A nomogram based on preoperative variables was developed to predict the HR risk in neonates and young infants undergoing cardiac surgery. This provides clinicians with a simple tool for the early prediction of HR, which may help optimize heparin anticoagulation strategies in this vulnerable patient population.

KEY POINTS

  • Question: What are the risk factors for heparin resistance in pediatric cardiac surgery other than antithrombin (AT) activity, and can the risk of heparin resistance be assessed preoperatively by a prediction model?

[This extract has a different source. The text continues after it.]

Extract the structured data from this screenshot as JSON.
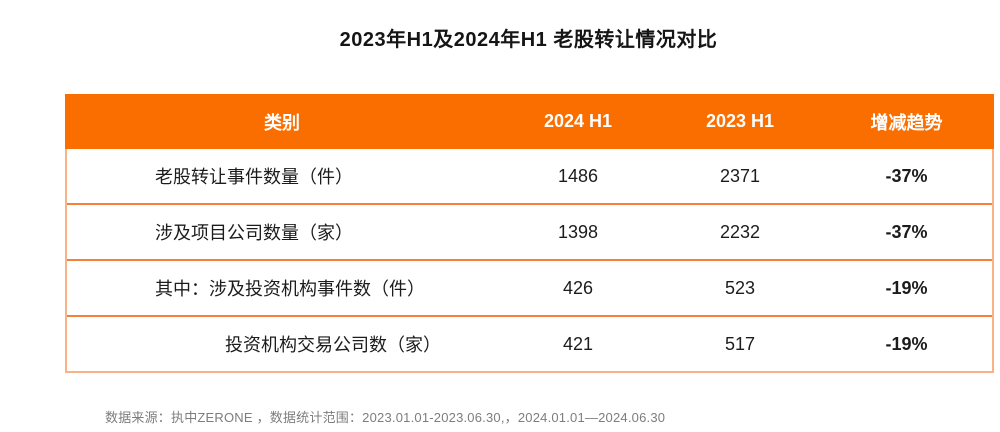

  • Findings: Preoperative AT activity, platelet count, and fibrinogen were predictors of heparin resistance in neonates and young infants undergoing cardiac surgery, and the prediction model constructed based on the above 3 factors showed good performance.
  • Meaning: The model-based nomogram provides clinicians with a simple tool for the early prediction of heparin resistance, which may help optimize heparin anticoagulation strategies in pediatric cardiac surgery.